The BEST crunchy, paleo, grain-free granola that is a delicious, versatile topping for your smoothie bowls, on top of yogurt, as breakfast cereal, or by the handful! Filled with walnuts, almonds, pecans, and coconut, you definitely won’t be missing the oats in this homemade granola recipe.
I can’t believe it’s been so long since we’ve last had a grain-free granola recipe around here! This recipe was inspired by this chocolate almond joy granola that was among the first recipes posted on my blog! While I love that version (and now that I’m talking about it….I seriously need to make it again soon!), I was wanting a recipe that is the perfect, versatile topping for fruit smoothie bowls and yogurt. I already have a versatile granola recipe using oats, but hadn’t made a grain-free version yet. So this recipe is a mash-up of these two recipes!
If you haven’t tried grain-free granolas yet, you are missing out! I have absolutely nothing against granolas using oats (as evidenced by here and here). BUT I adore the taste and texture of granolas made up 100% of using nuts and coconut as the base!

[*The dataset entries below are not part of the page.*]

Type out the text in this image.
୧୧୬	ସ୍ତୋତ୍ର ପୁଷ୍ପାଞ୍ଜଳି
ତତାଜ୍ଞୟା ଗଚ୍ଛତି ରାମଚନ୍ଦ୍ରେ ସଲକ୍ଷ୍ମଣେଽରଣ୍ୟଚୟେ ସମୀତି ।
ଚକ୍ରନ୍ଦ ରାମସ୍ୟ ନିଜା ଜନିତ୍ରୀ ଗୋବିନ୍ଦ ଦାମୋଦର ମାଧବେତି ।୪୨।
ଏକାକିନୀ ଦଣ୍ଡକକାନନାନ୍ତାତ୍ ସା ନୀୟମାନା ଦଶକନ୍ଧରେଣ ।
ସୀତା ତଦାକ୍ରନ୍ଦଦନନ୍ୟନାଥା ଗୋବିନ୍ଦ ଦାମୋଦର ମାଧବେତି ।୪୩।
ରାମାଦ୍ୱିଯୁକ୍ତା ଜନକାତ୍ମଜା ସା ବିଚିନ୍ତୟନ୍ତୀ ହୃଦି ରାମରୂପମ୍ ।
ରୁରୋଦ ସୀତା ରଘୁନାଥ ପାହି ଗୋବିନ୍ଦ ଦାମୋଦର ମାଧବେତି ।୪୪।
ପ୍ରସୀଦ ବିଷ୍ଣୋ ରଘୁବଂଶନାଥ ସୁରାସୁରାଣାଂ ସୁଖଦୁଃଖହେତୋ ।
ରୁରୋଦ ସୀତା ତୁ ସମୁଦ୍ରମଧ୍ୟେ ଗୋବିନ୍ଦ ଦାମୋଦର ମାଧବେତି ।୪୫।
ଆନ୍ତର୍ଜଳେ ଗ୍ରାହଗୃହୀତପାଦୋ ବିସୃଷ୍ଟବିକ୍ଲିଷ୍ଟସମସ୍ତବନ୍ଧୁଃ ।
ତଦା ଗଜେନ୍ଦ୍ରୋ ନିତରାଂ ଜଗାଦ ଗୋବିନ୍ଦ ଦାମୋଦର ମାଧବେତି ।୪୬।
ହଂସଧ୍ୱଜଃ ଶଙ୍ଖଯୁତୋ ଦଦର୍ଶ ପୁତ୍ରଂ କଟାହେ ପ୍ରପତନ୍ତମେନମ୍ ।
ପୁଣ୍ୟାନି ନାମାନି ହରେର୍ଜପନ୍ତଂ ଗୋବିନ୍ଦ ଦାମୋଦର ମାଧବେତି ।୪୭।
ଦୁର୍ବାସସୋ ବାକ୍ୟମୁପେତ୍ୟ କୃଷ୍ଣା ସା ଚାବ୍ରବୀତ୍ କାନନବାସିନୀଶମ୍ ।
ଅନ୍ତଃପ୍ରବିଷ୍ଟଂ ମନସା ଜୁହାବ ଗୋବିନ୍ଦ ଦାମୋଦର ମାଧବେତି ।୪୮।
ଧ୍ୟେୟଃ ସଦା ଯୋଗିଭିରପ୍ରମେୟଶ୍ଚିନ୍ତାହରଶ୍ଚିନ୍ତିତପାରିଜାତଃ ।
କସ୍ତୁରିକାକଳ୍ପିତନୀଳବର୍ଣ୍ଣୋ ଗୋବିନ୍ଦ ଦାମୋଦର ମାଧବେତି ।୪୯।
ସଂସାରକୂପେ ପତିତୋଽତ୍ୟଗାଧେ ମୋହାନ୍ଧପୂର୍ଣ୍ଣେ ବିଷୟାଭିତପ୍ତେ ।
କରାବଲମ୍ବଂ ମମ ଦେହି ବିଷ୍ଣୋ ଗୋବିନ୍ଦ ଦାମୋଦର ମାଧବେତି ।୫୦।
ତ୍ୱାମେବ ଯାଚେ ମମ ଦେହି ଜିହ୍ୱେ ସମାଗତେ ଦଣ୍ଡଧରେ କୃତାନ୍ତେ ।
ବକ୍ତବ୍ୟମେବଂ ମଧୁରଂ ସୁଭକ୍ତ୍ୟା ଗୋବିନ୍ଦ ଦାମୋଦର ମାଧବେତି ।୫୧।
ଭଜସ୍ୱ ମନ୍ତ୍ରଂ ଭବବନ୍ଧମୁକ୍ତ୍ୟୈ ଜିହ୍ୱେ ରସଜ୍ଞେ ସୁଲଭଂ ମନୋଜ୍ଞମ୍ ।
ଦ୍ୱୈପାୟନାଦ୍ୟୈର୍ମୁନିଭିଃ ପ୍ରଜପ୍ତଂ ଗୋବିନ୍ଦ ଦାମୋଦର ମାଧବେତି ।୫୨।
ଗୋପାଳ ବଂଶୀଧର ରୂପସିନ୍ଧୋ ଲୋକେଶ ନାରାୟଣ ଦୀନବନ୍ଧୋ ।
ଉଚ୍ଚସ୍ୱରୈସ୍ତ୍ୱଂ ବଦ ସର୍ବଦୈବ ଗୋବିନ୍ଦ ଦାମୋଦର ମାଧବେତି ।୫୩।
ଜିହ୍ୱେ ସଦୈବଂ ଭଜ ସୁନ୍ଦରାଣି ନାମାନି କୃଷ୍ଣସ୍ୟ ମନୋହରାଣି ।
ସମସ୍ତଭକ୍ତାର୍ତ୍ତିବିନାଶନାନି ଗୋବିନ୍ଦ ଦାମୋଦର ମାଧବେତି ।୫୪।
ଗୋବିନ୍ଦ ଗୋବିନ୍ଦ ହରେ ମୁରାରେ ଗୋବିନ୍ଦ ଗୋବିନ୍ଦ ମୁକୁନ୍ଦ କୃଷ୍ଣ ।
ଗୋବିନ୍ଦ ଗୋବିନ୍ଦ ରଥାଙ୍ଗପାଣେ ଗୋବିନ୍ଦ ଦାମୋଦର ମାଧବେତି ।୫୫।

Ingredients and Substitution Ideas
The base of this grain-free recipe is made up of:
- Walnuts
- Pecans
- Almonds
- Coconut flakes (shredded + unsweetened)
As long as you follow the basic amounts/ratios for this recipe, feel free to mix and match the nuts used based on your preferences and what you have on hand! I used a mixture of walnuts, pecans, and almonds…but I also think cashews would be delicious in this granola. The coconut is delicious once toasted, and it adds to a great texture and taste!
The wet ingredients to bind everything and create an irresistibly crunchy, deliciously addictive granola:
- Almond butter
- Maple syrup
- Coconut oil
Any nut butter would work! If not using almond, I’d recommend using cashew or Sunbutter (sunflower seed butter). However, if peanut butter is all you have, you can use that too! I much prefer using maple syrup in granola as it doesn’t seem to burn as honey tends to do. You can use any type of oil in this granola! Canola, vegetable, or try melted butter.
Serving Suggestions
I love using this recipe as a topping for smoothie bowls or with fresh fruit and Greek yogurt for a quick and easy weekday breakfast! It lasts for many weeks at room temperature, and it’s also freezer-friendly for longer storage for a couple months.
I chose to not add dried fruit or many add-ins to this recipe, but this would be a perfect recipe to add raisins, dried apple, chopped dates, apricots, dried peaches, prunes, etc. etc. to this recipe!
- 2 cups walnuts, chopped
- 1 cup pecans, chopped
- 1 cup sliced almonds
- 1 ½ cups unsweetened shredded coconut flakes
- 1 teaspoon cinnamon
- ½ teaspoon salt
- 1 teaspoon vanilla extract
- ¼ cup almond butter
- ¼ cup maple syrup
- 2 tablespoons coconut oil, melted
- Preheat oven to 325 degrees F. Line baking sheet with parchment paper or silicone nonstick baking mat and set aside.
- In a large bowl, mix all ingredients together until combined.
- Bake at 325 degrees for about 35-45 minutes or until golden brown, stirring and checking every 10 minutes.
- Note every oven is different, so please check often as your granola may not take as long! Granola will also continue to harden and crisp as it cools.